Below, a recap of the keynote address from Kim Phan, Director Esports Operations, with Blizzard Entertainment
During the Keynote, Phan discussed the growth of the industry within the past 15 years since her earliest days being involved in the Warcraft 3 scene as a shoutcaster:
“Esports has blown up in the best possible way. We have gone from borrowing meeting spaces to now booking stadiums. We have gone from watching esports with a small group of friends to now high-definition streaming that anyone can access across the world with an internet connection.”
She continued the retrospective, explaining about how the public perception of esports has changed, with outside media no longer portraying esports as a niche curiosity:
“This attention, for the first time, is now leaning more towards curiosity and respect rather than the confused and mocking tone that has been previously used to talk about our world.”
Respect isn't the only thing that has increased since Phan first started her esports journey. Professional esports players at the highest level are no longer struggling to make ends meet as prize pools globally have increased from $3.25 million in 2010 to $75 million in 2015. As Phan explains, the most popular esports players have "social media followers that rival individuals within traditional sports."
As was with all speakers at IGEC, Phan was given the opportunity to address real problems and issues facing the esports industry.
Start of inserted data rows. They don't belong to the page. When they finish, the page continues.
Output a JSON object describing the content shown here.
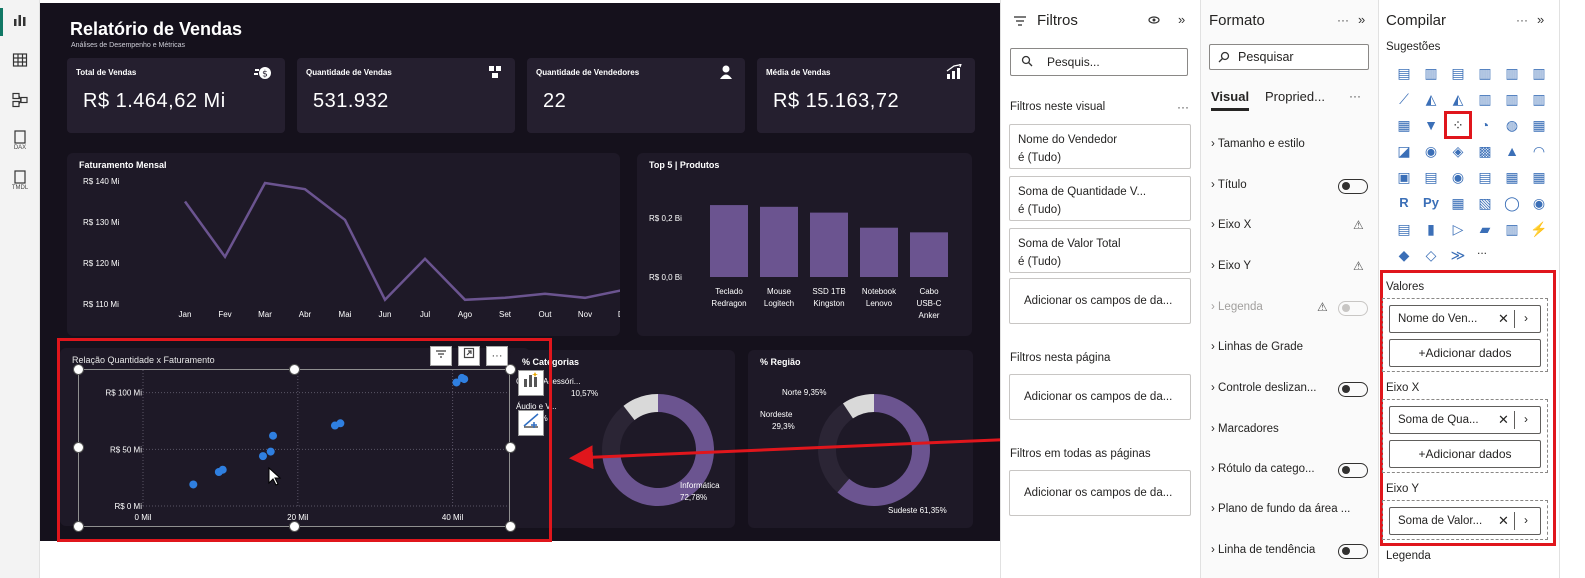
{
  "rail": {
    "icons": [
      "report-view-icon",
      "table-view-icon",
      "model-view-icon",
      "dax-query-icon",
      "tmdl-view-icon"
    ],
    "dax_label": "DAX",
    "tmdl_label": "TMDL"
  },
  "report": {
    "title": "Relatório de Vendas",
    "subtitle": "Análises de Desempenho e Métricas",
    "kpis": [
      {
        "title": "Total de Vendas",
        "value": "R$ 1.464,62 Mi",
        "icon": "money-icon"
      },
      {
        "title": "Quantidade de Vendas",
        "value": "531.932",
        "icon": "boxes-icon"
      },
      {
        "title": "Quantidade de Vendedores",
        "value": "22",
        "icon": "person-icon"
      },
      {
        "title": "Média de Vendas",
        "value": "R$ 15.163,72",
        "icon": "growth-chart-icon"
      }
    ],
    "monthly": {
      "title": "Faturamento Mensal",
      "y_ticks": [
        "R$ 140 Mi",
        "R$ 130 Mi",
        "R$ 120 Mi",
        "R$ 110 Mi"
      ]
    },
    "top5": {
      "title": "Top 5 | Produtos",
      "y_ticks": [
        "R$ 0,2 Bi",
        "R$ 0,0 Bi"
      ]
    },
    "scatter": {
      "title": "Relação Quantidade x Faturamento"
    },
    "categories": {
      "title": "% Categorias",
      "labels": [
        "Casa e Acessóri...",
        "10,57%",
        "Áudio e V...",
        "...%",
        "Informática",
        "72,78%"
      ]
    },
    "region": {
      "title": "% Região",
      "labels": [
        "Norte 9,35%",
        "Nordeste",
        "29,3%",
        "Sudeste 61,35%"
      ]
    }
  },
  "chart_data": [
    {
      "type": "line",
      "title": "Faturamento Mensal",
      "categories": [
        "Jan",
        "Fev",
        "Mar",
        "Abr",
        "Mai",
        "Jun",
        "Jul",
        "Ago",
        "Set",
        "Out",
        "Nov",
        "Dez"
      ],
      "values": [
        135.5,
        122,
        140,
        138.5,
        131,
        111.5,
        121.5,
        111.5,
        112,
        113,
        112,
        114
      ],
      "ylim": [
        110,
        140
      ],
      "color": "#6b5490"
    },
    {
      "type": "bar",
      "title": "Top 5 | Produtos",
      "categories": [
        "Teclado Redragon",
        "Mouse Logitech",
        "SSD 1TB Kingston",
        "Notebook Lenovo",
        "Cabo USB-C Anker"
      ],
      "category_lines": [
        [
          "Teclado",
          "Redragon"
        ],
        [
          "Mouse",
          "Logitech"
        ],
        [
          "SSD 1TB",
          "Kingston"
        ],
        [
          "Notebook",
          "Lenovo"
        ],
        [
          "Cabo",
          "USB-C",
          "Anker"
        ]
      ],
      "values": [
        0.248,
        0.242,
        0.222,
        0.17,
        0.154
      ],
      "ylim": [
        0,
        0.3
      ],
      "color": "#6b5490"
    },
    {
      "type": "scatter",
      "title": "Relação Quantidade x Faturamento",
      "x_ticks": [
        "0 Mil",
        "20 Mil",
        "40 Mil"
      ],
      "y_ticks": [
        "R$ 100 Mi",
        "R$ 50 Mi",
        "R$ 0 Mi"
      ],
      "xlim": [
        0,
        50
      ],
      "ylim": [
        0,
        120
      ],
      "points": [
        [
          6.5,
          19
        ],
        [
          9.8,
          30
        ],
        [
          10.3,
          32
        ],
        [
          15.5,
          44
        ],
        [
          16.5,
          48
        ],
        [
          16.8,
          62
        ],
        [
          24.8,
          71
        ],
        [
          25.5,
          73
        ],
        [
          40.5,
          109
        ],
        [
          41.2,
          113
        ],
        [
          41.5,
          112
        ]
      ],
      "color": "#2f7fe0"
    },
    {
      "type": "pie",
      "title": "% Categorias",
      "slices": [
        {
          "label": "Informática",
          "value": 72.78,
          "color": "#6b5490"
        },
        {
          "label": "Áudio e V...",
          "value": 16.65,
          "color": "#2b2535"
        },
        {
          "label": "Casa e Acessóri...",
          "value": 10.57,
          "color": "#d9d9d9"
        }
      ]
    },
    {
      "type": "pie",
      "title": "% Região",
      "slices": [
        {
          "label": "Sudeste",
          "value": 61.35,
          "color": "#6b5490"
        },
        {
          "label": "Nordeste",
          "value": 29.3,
          "color": "#2b2535"
        },
        {
          "label": "Norte",
          "value": 9.35,
          "color": "#d9d9d9"
        }
      ]
    }
  ],
  "filters": {
    "title": "Filtros",
    "search_placeholder": "Pesquis...",
    "on_visual": "Filtros neste visual",
    "cards": [
      {
        "field": "Nome do Vendedor",
        "state": "é (Tudo)"
      },
      {
        "field": "Soma de Quantidade V...",
        "state": "é (Tudo)"
      },
      {
        "field": "Soma de Valor Total",
        "state": "é (Tudo)"
      }
    ],
    "add_fields": "Adicionar os campos de da...",
    "on_page": "Filtros nesta página",
    "on_all": "Filtros em todas as páginas"
  },
  "format": {
    "title": "Formato",
    "search_placeholder": "Pesquisar",
    "tab_visual": "Visual",
    "tab_props": "Propried...",
    "items": [
      "Tamanho e estilo",
      "Título",
      "Eixo X",
      "Eixo Y",
      "Legenda",
      "Linhas de Grade",
      "Controle deslizan...",
      "Marcadores",
      "Rótulo da catego...",
      "Plano de fundo da área ...",
      "Linha de tendência"
    ]
  },
  "build": {
    "title": "Compilar",
    "suggestions": "Sugestões",
    "valores": "Valores",
    "valores_field": "Nome do Ven...",
    "eixo_x": "Eixo X",
    "eixo_x_field": "Soma de Qua...",
    "eixo_y": "Eixo Y",
    "eixo_y_field": "Soma de Valor...",
    "add_data": "+Adicionar dados",
    "legenda": "Legenda",
    "more": "..."
  },
  "colors": {
    "accent_red": "#e0161c",
    "canvas": "#15111c",
    "purple": "#6b5490"
  }
}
IGEC wasn't about "introducing" attendees to esports but elevating the discussion among those who work in the field every day. "Large gaps in professionalism" from organization to organization were among Phan's chief talking points.
Phan's biggest concerns revolve around the players, their wellbeing, and the potential for misconduct to give esports a poor reputation it doesn't deserve. In addition, Phan addresses one of the most unfortunate symptoms of esports growth -- shady organizations entering the space to make a "quick profit" while treating players poorly:
“We are seeing players who have dedicated their teenage years and their early 20s to esports, now in retirement who find themselves suddenly left with nothing.”
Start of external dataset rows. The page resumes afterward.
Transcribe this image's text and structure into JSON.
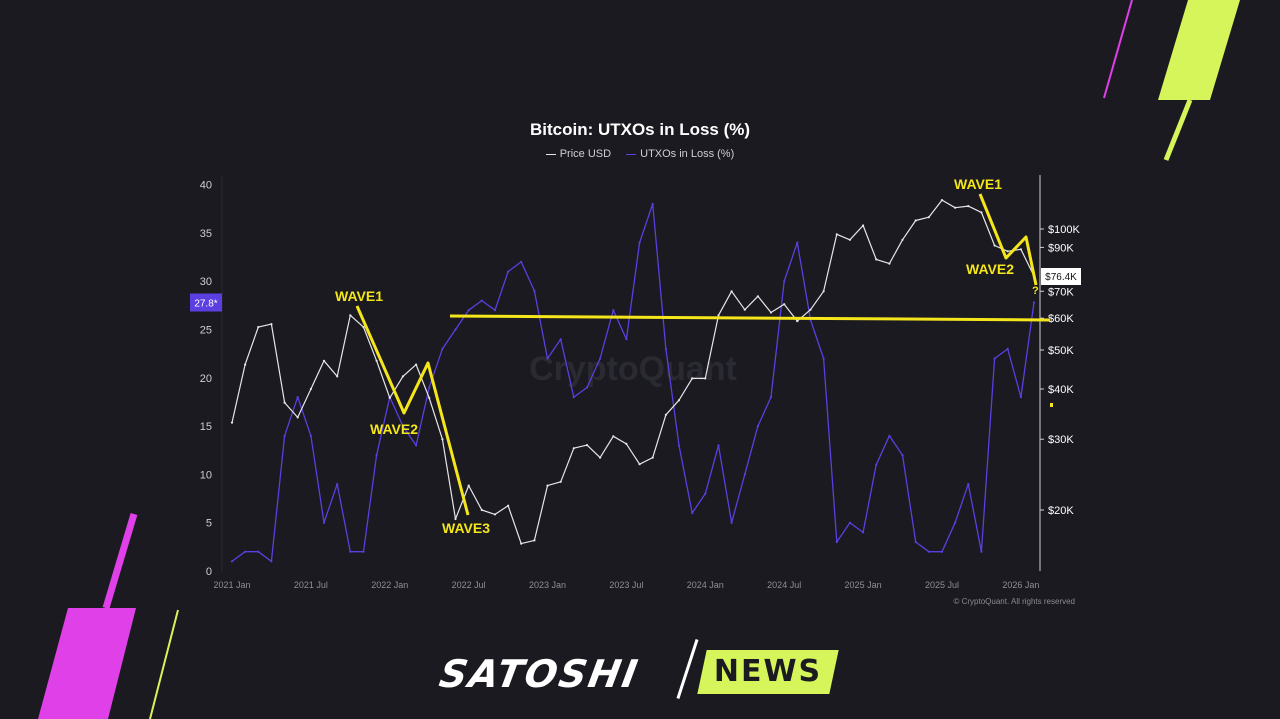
{
  "chart_data": {
    "type": "line",
    "title": "Bitcoin: UTXOs in Loss (%)",
    "legend": [
      "Price USD",
      "UTXOs in Loss (%)"
    ],
    "legend_placement": "top-center",
    "x_ticks": [
      "2021 Jan",
      "2021 Jul",
      "2022 Jan",
      "2022 Jul",
      "2023 Jan",
      "2023 Jul",
      "2024 Jan",
      "2024 Jul",
      "2025 Jan",
      "2025 Jul",
      "2026 Jan"
    ],
    "left_axis": {
      "ticks": [
        0,
        5,
        10,
        15,
        20,
        25,
        30,
        35,
        40
      ],
      "ylim": [
        0,
        41
      ]
    },
    "right_axis": {
      "scale": "log",
      "ticks": [
        "$20K",
        "$30K",
        "$40K",
        "$50K",
        "$60K",
        "$70K",
        "$90K",
        "$100K"
      ],
      "tick_values": [
        20000,
        30000,
        40000,
        50000,
        60000,
        70000,
        90000,
        100000
      ]
    },
    "current_loss_label": "27.8*",
    "current_price_label": "$76.4K",
    "watermark": "CryptoQuant",
    "copyright": "© CryptoQuant. All rights reserved",
    "colors": {
      "price": "#e6e6ea",
      "loss": "#5b3fe0",
      "annotation": "#f4e61b",
      "background": "#1a1a20"
    },
    "series": [
      {
        "name": "Price USD",
        "axis": "right",
        "x": [
          "2021-01",
          "2021-02",
          "2021-03",
          "2021-04",
          "2021-05",
          "2021-06",
          "2021-07",
          "2021-08",
          "2021-09",
          "2021-10",
          "2021-11",
          "2021-12",
          "2022-01",
          "2022-02",
          "2022-03",
          "2022-04",
          "2022-05",
          "2022-06",
          "2022-07",
          "2022-08",
          "2022-09",
          "2022-10",
          "2022-11",
          "2022-12",
          "2023-01",
          "2023-02",
          "2023-03",
          "2023-04",
          "2023-05",
          "2023-06",
          "2023-07",
          "2023-08",
          "2023-09",
          "2023-10",
          "2023-11",
          "2023-12",
          "2024-01",
          "2024-02",
          "2024-03",
          "2024-04",
          "2024-05",
          "2024-06",
          "2024-07",
          "2024-08",
          "2024-09",
          "2024-10",
          "2024-11",
          "2024-12",
          "2025-01",
          "2025-02",
          "2025-03",
          "2025-04",
          "2025-05",
          "2025-06",
          "2025-07",
          "2025-08",
          "2025-09",
          "2025-10",
          "2025-11",
          "2025-12",
          "2026-01",
          "2026-02"
        ],
        "values": [
          33000,
          46000,
          57000,
          58000,
          37000,
          34000,
          40000,
          47000,
          43000,
          61000,
          57000,
          47000,
          38000,
          43000,
          46000,
          38000,
          30000,
          19000,
          23000,
          20000,
          19500,
          20500,
          16500,
          16800,
          23000,
          23500,
          28500,
          29000,
          27000,
          30500,
          29200,
          26000,
          27000,
          34500,
          37500,
          42500,
          42500,
          61000,
          70000,
          63000,
          68000,
          62000,
          65000,
          59000,
          63000,
          70000,
          97000,
          94000,
          102000,
          84000,
          82000,
          94000,
          105000,
          107000,
          118000,
          113000,
          114000,
          110000,
          91000,
          88000,
          89000,
          76400
        ]
      },
      {
        "name": "UTXOs in Loss (%)",
        "axis": "left",
        "x": [
          "2021-01",
          "2021-02",
          "2021-03",
          "2021-04",
          "2021-05",
          "2021-06",
          "2021-07",
          "2021-08",
          "2021-09",
          "2021-10",
          "2021-11",
          "2021-12",
          "2022-01",
          "2022-02",
          "2022-03",
          "2022-04",
          "2022-05",
          "2022-06",
          "2022-07",
          "2022-08",
          "2022-09",
          "2022-10",
          "2022-11",
          "2022-12",
          "2023-01",
          "2023-02",
          "2023-03",
          "2023-04",
          "2023-05",
          "2023-06",
          "2023-07",
          "2023-08",
          "2023-09",
          "2023-10",
          "2023-11",
          "2023-12",
          "2024-01",
          "2024-02",
          "2024-03",
          "2024-04",
          "2024-05",
          "2024-06",
          "2024-07",
          "2024-08",
          "2024-09",
          "2024-10",
          "2024-11",
          "2024-12",
          "2025-01",
          "2025-02",
          "2025-03",
          "2025-04",
          "2025-05",
          "2025-06",
          "2025-07",
          "2025-08",
          "2025-09",
          "2025-10",
          "2025-11",
          "2025-12",
          "2026-01",
          "2026-02"
        ],
        "values": [
          1,
          2,
          2,
          1,
          14,
          18,
          14,
          5,
          9,
          2,
          2,
          12,
          18,
          15,
          13,
          19,
          23,
          25,
          27,
          28,
          27,
          31,
          32,
          29,
          22,
          24,
          18,
          19,
          22,
          27,
          24,
          34,
          38,
          23,
          13,
          6,
          8,
          13,
          5,
          10,
          15,
          18,
          30,
          34,
          26,
          22,
          3,
          5,
          4,
          11,
          14,
          12,
          3,
          2,
          2,
          5,
          9,
          2,
          22,
          23,
          18,
          27.8
        ]
      }
    ],
    "annotations": {
      "horizontal_level": "$60K",
      "labels": [
        "WAVE1",
        "WAVE2",
        "WAVE3",
        "WAVE1",
        "WAVE2",
        "?"
      ]
    }
  }
}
Phan continued this line of concerns, citing the dangers of in-game harassment turning away potential new players, the rise of win-trading, match-fixing, and gambling ruining the integrity of esports, and systemic, structural issues that lead players to focus on short-term gains instead of long-term career goals.
"This multitude of challenges that esports faces today: it adds up and it is a lot of pressure. It seems like every time we fail to address a challenge in an effective way, we are somehow holding esports back and preventing ourselves from future growth. The good news though, is that we are just as passionate today as we were decades ago"
Closing her speech, Phan acknowledges the responsibility that Blizzard Entertainment has to help create programs and initiatives to provide a safe space for players and fans. Toxicity is a real problem within every competitive game, but Phan was quick to remark that the problem is caused by a minority of players.
"Part of my job and what keeps me up at night is making sure that, as Blizzard Entertainment, we live up to our end of the bargain. We recognize that part of what will get us collectively to the next level of esports is to make sure that our programs and our communities that surround them are more welcoming and inclusive. "
As developers take responsibility and combat toxicity, more people can enjoy esports. "esports is not an old boys club anymore, nor it should be" Phan said emphatically. "esports doesn't live in this dark hard to find a corner of the internet, we are everywhere. "
With pride, Phan mentions that Overwatch League is home to an openly gay man on the Houston Outlaws and a woman on the Shanghai Dragons. Players like these are extremely popular to OWL fans and represent how inclusive and diverse esports can be without sacrificing competitive integrity and professionalism: "This is only the beginning" Phan says, "there is so much more work to be done."
With the keynote ending, Phan rallied the room of esports veterans, reminding everyone to seize this opportunity of networking to raise the bar for all esports.
"Our tribal knowledge is invaluable, so share as much as you can. My hope is that you will leave this conference with a renewed sense of purpose. To find a place in the esports ecosystem that you can help grow and be proud of. "
After a roar of applause, IGEC had officially begun!